There’s also the scenario that workers have moved onto different sectors.

“A lot of our staff decided to change careers,” Eric Lefebvre, chief executive of MTY Food Group Inc., told analysts in April. MTY has thousands of fast-food restaurants under dozens of brands in Canada and the U.S. Some former employees have become Amazon drivers, he said, rather than wait for restaurants to fully return.

As for the U.S., the very premise of a worker shortage is contentious. Roughly 8.2 million fewer Americans are employed than when the health crisis started. And while there’s been a rush of job openings, millions of people have stopped looking for work.
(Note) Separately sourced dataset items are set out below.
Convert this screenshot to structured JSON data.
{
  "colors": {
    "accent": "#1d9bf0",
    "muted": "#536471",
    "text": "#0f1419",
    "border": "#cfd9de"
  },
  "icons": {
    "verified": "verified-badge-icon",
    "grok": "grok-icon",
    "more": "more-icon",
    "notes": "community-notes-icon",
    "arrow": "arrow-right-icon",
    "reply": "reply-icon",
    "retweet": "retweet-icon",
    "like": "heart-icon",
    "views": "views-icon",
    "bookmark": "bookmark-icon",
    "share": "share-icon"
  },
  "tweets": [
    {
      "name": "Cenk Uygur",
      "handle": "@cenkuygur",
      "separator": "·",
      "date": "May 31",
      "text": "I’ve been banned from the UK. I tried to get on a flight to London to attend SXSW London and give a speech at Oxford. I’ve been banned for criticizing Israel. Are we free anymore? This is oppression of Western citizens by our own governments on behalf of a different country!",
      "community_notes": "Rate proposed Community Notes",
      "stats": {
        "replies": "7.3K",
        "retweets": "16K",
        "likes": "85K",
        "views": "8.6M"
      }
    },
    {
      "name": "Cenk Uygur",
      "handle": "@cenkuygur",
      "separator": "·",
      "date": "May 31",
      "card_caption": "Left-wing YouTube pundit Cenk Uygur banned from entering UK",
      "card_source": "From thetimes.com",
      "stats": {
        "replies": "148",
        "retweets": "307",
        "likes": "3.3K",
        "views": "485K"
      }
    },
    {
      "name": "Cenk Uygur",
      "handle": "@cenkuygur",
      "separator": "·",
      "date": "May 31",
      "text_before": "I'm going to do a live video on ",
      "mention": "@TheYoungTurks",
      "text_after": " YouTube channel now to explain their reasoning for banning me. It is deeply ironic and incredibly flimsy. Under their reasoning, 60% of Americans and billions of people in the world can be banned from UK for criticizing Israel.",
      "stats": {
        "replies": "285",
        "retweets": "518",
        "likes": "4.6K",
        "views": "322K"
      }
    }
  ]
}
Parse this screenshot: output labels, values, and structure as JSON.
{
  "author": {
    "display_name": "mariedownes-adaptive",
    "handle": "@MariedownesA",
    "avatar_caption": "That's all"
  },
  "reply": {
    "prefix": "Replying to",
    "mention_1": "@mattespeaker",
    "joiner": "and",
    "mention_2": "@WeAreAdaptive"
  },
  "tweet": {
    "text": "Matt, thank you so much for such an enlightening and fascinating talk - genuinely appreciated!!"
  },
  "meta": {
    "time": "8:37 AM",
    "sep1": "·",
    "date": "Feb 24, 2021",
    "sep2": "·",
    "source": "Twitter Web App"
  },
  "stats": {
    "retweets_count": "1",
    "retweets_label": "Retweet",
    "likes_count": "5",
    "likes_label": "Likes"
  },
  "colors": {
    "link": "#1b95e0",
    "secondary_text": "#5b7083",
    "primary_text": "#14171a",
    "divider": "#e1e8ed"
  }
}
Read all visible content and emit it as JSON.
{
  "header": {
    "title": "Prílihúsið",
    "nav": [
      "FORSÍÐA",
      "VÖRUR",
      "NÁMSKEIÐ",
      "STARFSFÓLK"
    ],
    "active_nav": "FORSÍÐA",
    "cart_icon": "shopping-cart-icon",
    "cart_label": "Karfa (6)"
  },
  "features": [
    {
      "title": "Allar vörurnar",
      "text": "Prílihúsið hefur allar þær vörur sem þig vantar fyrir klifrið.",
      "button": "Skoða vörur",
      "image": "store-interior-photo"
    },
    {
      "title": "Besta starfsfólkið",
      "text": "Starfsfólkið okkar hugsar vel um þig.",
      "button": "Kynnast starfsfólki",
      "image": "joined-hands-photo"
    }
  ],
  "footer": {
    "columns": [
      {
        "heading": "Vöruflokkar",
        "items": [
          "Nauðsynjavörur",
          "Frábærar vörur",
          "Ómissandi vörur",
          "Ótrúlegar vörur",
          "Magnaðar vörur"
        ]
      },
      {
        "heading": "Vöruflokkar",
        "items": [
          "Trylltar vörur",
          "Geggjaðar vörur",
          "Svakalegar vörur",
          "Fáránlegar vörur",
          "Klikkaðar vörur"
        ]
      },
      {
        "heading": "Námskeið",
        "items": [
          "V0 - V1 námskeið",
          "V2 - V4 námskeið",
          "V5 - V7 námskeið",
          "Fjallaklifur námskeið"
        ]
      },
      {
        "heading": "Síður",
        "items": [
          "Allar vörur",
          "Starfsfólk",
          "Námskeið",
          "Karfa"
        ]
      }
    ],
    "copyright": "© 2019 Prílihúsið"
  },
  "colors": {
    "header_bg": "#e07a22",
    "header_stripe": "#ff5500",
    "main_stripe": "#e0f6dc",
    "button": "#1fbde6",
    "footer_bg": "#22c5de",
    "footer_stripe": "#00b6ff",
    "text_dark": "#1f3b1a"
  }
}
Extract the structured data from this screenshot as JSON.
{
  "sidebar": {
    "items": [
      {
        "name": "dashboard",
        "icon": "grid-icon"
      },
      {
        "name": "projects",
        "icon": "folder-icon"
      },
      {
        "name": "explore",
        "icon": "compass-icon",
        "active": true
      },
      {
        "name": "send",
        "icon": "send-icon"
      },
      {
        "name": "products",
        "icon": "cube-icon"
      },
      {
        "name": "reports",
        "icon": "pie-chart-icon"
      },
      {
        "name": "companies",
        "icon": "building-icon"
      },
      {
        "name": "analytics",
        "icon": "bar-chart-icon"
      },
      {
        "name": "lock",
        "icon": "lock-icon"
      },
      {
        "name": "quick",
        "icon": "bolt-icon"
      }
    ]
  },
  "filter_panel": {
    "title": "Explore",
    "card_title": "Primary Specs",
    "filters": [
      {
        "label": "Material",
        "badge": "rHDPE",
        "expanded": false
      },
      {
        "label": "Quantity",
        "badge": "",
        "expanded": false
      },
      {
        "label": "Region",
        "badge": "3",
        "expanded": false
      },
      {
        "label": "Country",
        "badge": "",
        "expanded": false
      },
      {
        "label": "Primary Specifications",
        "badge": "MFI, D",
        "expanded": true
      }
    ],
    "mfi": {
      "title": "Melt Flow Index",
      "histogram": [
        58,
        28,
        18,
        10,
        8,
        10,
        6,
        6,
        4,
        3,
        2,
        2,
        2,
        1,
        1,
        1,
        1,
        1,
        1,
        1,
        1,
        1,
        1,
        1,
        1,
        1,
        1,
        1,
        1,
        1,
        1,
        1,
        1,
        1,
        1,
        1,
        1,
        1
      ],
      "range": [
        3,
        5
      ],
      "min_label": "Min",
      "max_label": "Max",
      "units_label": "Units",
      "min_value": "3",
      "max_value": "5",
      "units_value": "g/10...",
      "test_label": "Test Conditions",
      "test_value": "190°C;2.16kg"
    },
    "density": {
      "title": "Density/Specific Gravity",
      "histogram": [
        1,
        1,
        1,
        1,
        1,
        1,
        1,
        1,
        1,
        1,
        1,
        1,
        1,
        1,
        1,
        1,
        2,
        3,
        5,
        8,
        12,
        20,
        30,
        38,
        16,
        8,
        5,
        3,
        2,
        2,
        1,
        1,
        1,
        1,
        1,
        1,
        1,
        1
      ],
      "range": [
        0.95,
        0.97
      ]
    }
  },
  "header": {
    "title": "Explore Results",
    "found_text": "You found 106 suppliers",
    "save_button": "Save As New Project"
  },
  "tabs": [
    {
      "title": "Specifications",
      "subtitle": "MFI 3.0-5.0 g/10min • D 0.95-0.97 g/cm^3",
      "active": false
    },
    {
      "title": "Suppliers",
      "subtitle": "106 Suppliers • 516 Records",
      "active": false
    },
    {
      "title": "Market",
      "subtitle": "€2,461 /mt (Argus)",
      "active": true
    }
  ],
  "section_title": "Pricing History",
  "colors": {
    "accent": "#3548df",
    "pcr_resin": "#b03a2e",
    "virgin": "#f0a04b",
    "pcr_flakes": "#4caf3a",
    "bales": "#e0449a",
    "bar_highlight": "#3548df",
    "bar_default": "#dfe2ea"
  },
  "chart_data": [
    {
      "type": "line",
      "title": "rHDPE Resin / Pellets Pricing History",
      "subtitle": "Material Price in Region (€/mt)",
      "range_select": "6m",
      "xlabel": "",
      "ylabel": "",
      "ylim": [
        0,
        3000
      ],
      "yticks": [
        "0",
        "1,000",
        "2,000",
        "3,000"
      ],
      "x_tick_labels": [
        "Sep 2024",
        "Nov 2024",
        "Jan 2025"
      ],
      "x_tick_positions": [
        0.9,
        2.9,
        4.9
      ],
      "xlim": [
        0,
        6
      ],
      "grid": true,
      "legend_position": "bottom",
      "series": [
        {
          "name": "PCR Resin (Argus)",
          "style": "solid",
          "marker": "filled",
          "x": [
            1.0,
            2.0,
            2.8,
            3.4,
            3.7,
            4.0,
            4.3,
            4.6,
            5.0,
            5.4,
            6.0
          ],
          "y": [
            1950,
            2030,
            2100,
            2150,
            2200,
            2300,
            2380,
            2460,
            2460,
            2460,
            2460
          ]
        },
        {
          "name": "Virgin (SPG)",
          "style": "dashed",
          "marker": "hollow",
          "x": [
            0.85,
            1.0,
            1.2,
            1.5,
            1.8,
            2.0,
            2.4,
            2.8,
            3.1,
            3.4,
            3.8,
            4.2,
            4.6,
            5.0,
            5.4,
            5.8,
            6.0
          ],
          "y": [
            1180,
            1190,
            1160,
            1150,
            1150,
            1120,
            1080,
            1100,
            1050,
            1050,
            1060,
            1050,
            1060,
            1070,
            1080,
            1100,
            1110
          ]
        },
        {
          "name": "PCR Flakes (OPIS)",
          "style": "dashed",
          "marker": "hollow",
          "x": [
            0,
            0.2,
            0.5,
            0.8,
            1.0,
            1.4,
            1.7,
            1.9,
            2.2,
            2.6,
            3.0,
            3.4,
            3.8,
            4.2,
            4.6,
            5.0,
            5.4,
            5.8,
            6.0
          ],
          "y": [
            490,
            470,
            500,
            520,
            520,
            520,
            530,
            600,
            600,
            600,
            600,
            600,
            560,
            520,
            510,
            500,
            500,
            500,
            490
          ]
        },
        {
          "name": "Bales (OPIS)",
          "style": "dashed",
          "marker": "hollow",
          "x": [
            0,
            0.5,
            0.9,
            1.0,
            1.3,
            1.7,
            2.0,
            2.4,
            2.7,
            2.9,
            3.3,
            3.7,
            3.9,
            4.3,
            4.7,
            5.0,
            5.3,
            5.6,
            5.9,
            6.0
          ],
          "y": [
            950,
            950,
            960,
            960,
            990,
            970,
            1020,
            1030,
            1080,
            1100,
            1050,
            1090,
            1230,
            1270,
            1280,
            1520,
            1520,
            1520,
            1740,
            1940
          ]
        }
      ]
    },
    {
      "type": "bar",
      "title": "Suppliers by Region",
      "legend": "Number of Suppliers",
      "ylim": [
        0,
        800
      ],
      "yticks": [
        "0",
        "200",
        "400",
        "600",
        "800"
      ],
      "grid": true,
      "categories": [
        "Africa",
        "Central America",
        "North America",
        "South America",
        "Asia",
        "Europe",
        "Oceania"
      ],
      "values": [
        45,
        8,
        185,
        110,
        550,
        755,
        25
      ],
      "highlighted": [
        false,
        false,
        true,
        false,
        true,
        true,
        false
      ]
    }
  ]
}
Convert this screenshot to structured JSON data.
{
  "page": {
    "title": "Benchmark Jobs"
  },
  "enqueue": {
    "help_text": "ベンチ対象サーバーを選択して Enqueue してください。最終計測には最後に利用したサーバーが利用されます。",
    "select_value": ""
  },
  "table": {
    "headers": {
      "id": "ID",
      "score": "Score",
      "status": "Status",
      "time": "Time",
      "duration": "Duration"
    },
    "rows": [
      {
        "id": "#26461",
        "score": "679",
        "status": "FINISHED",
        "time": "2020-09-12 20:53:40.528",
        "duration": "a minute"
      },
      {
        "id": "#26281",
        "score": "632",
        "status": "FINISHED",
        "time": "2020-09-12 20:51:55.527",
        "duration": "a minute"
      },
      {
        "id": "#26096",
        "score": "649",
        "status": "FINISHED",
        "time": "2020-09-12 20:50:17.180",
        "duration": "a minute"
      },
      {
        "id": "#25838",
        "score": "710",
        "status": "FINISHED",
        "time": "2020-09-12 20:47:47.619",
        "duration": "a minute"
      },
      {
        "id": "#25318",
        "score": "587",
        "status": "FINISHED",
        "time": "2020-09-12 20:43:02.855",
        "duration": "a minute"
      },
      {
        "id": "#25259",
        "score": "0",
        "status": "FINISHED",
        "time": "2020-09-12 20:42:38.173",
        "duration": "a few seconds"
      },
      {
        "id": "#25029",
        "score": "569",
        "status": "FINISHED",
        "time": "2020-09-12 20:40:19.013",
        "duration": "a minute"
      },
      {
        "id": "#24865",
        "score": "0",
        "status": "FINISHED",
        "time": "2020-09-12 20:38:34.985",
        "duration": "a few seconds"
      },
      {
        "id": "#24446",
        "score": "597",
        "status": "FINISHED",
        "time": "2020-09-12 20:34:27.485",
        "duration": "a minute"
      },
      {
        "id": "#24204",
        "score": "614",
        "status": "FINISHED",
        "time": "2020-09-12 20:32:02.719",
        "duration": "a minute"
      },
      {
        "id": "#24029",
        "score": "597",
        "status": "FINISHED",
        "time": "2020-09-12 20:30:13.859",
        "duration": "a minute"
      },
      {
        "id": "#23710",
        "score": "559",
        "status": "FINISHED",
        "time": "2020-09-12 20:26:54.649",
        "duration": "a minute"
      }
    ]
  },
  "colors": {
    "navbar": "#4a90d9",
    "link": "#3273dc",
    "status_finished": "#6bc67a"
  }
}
A recent paper from the Federal Reserve Bank of San Francisco said labour indicators are often telling different stories, but that “negative signals ... provide a better read than do the positive signals.”

It may simply take more time for Americans to re-engage with the labour market as their pandemic savings and jobless benefits dwindle.

“The minute you stop the [income] assistance, those workers will be back,” Mr. Tal said.

BMO’s Mr. Porter cautioned against reading too much into short-term labour data.

“This is such an unusual economic episode we’re living through,” he said. “We have to be humble and careful in assessing really any statistics.”